Specimen of the Week 303: the olm
By Will J Richard, on 4 August 2017
Hello! Will Richard here, finishing the week with another specimen. For this blog I’ve chosen an extraordinary little animal that you really can’t believe actually exists. But hey… that’s evolution. Readers… I give you the olm.
The olm (Proteus anguinus) is an aquatic salamander native to the caves of Central and Southern Europe. They live entirely in the dark so their eyes are rudimentary and hardly ever used. Instead olms are especially sensitive to smell, touch, movement and even electricity. This helps them to track prey by the tiny currents produced when muscles contract. They feed on a wide variety of detritus, small crustaceans and insects though, despite their sensitivity, food is scarce and difficult to find. To compensate olms can gorge themselves in times of plenty and then store fat and carbohydrates in their liver. When there is little or no food available they reduce their activity levels and live off these stores. Desperate olms have been shown to survive for a decade without eating.
Slow to grow
Most amphibians have a clear developmental cycle with a dramatic metamorphosis between the larval and the adult forms: think tadpoles and frogs. Olms, however, never really grow up. In an excellent example of neoteny, they retain a number of key larval characteristics, such as their gills and tails, throughout “adulthood”. They are also very slow to even develop so far as they do, taking as long as 15 years to reach sexual maturity and possibly living to more than 100.
One olm or two?
Most olms have translucent, pink bodies lacking pigmentation. The black olm (Proteus anguinus parkelj) however, as its name suggests, does not. The subspecies was found for the first time in 1986 and occurs only in a 100 square kilometre region in the southeast corner of Slovenia. Interestingly, this pigmented version prefers warmer, shallower water, has functional eyes and less sensitive other senses. It would appear to represent a half-way house between the ancestral nontroglomorphic (i.e. does not live in a cave) salamander and the more widely found white olm.

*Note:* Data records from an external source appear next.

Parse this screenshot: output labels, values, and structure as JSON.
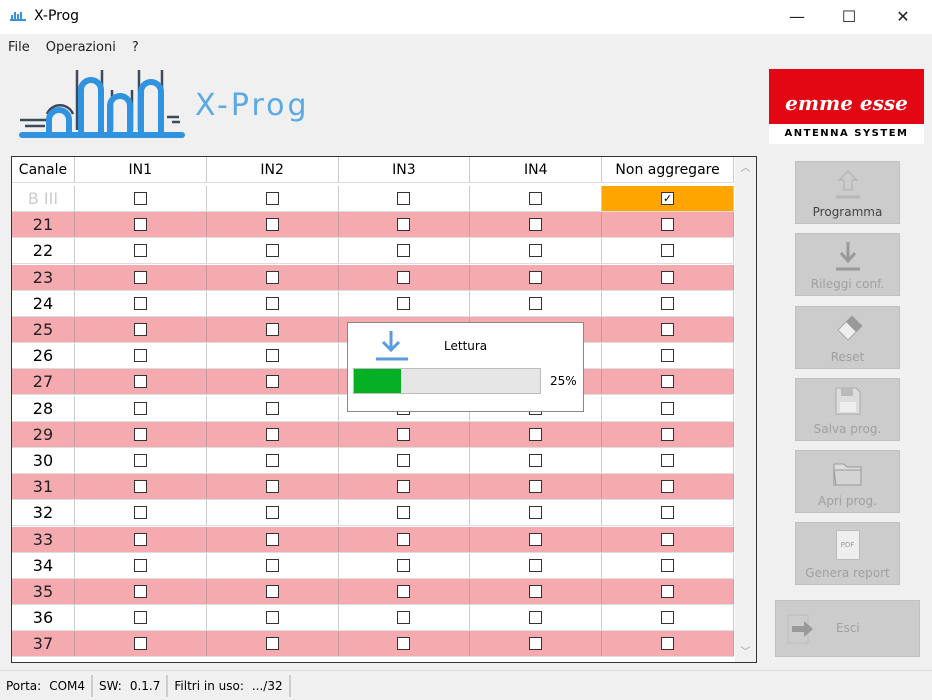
{
  "window": {
    "title": "X-Prog",
    "minimize": "—",
    "maximize": "☐",
    "close": "✕"
  },
  "menu": [
    "File",
    "Operazioni",
    "?"
  ],
  "logo_text": "X-Prog",
  "brand": {
    "name": "emme esse",
    "tagline": "ANTENNA SYSTEM"
  },
  "table": {
    "headers": [
      "Canale",
      "IN1",
      "IN2",
      "IN3",
      "IN4",
      "Non aggregare"
    ],
    "rows": [
      {
        "canale": "B III",
        "checks": [
          false,
          false,
          false,
          false,
          true
        ],
        "disabled": true
      },
      {
        "canale": "21",
        "checks": [
          false,
          false,
          false,
          false,
          false
        ]
      },
      {
        "canale": "22",
        "checks": [
          false,
          false,
          false,
          false,
          false
        ]
      },
      {
        "canale": "23",
        "checks": [
          false,
          false,
          false,
          false,
          false
        ]
      },
      {
        "canale": "24",
        "checks": [
          false,
          false,
          false,
          false,
          false
        ]
      },
      {
        "canale": "25",
        "checks": [
          false,
          false,
          false,
          false,
          false
        ]
      },
      {
        "canale": "26",
        "checks": [
          false,
          false,
          false,
          false,
          false
        ]
      },
      {
        "canale": "27",
        "checks": [
          false,
          false,
          false,
          false,
          false
        ]
      },
      {
        "canale": "28",
        "checks": [
          false,
          false,
          false,
          false,
          false
        ]
      },
      {
        "canale": "29",
        "checks": [
          false,
          false,
          false,
          false,
          false
        ]
      },
      {
        "canale": "30",
        "checks": [
          false,
          false,
          false,
          false,
          false
        ]
      },
      {
        "canale": "31",
        "checks": [
          false,
          false,
          false,
          false,
          false
        ]
      },
      {
        "canale": "32",
        "checks": [
          false,
          false,
          false,
          false,
          false
        ]
      },
      {
        "canale": "33",
        "checks": [
          false,
          false,
          false,
          false,
          false
        ]
      },
      {
        "canale": "34",
        "checks": [
          false,
          false,
          false,
          false,
          false
        ]
      },
      {
        "canale": "35",
        "checks": [
          false,
          false,
          false,
          false,
          false
        ]
      },
      {
        "canale": "36",
        "checks": [
          false,
          false,
          false,
          false,
          false
        ]
      },
      {
        "canale": "37",
        "checks": [
          false,
          false,
          false,
          false,
          false
        ]
      }
    ]
  },
  "progress": {
    "title": "Lettura",
    "percent": 25,
    "label": "25%"
  },
  "buttons": {
    "programma": "Programma",
    "rileggi": "Rileggi conf.",
    "reset": "Reset",
    "salva": "Salva prog.",
    "apri": "Apri prog.",
    "report": "Genera report",
    "report_icon_text": "PDF",
    "esci": "Esci"
  },
  "status": {
    "porta_label": "Porta:",
    "porta": "COM4",
    "sw_label": "SW:",
    "sw": "0.1.7",
    "filtri_label": "Filtri in uso:",
    "filtri": ".../32"
  },
  "colors": {
    "pink": "#f5aab0",
    "orange": "#ffa500",
    "progress": "#06b025",
    "accent": "#5aa9e6"
  }
}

Although olms would seem to be protected from growing human populations by living in caves that are relatively untouched, this is not the case. Olms need clean water and are therefore highly susceptible to pollution. Changes in land use, expanding industry and agricultural run-off have a direct impact on the water systems which flow both above and below ground, destroying the viability of their habitat. They are also, by nature of their lifestyle, very difficult to survey… and we don’t even know how many species of olm we’re dealing with…
Will Richard is Visitor Services Assistant at the Grant Museum of Zoology.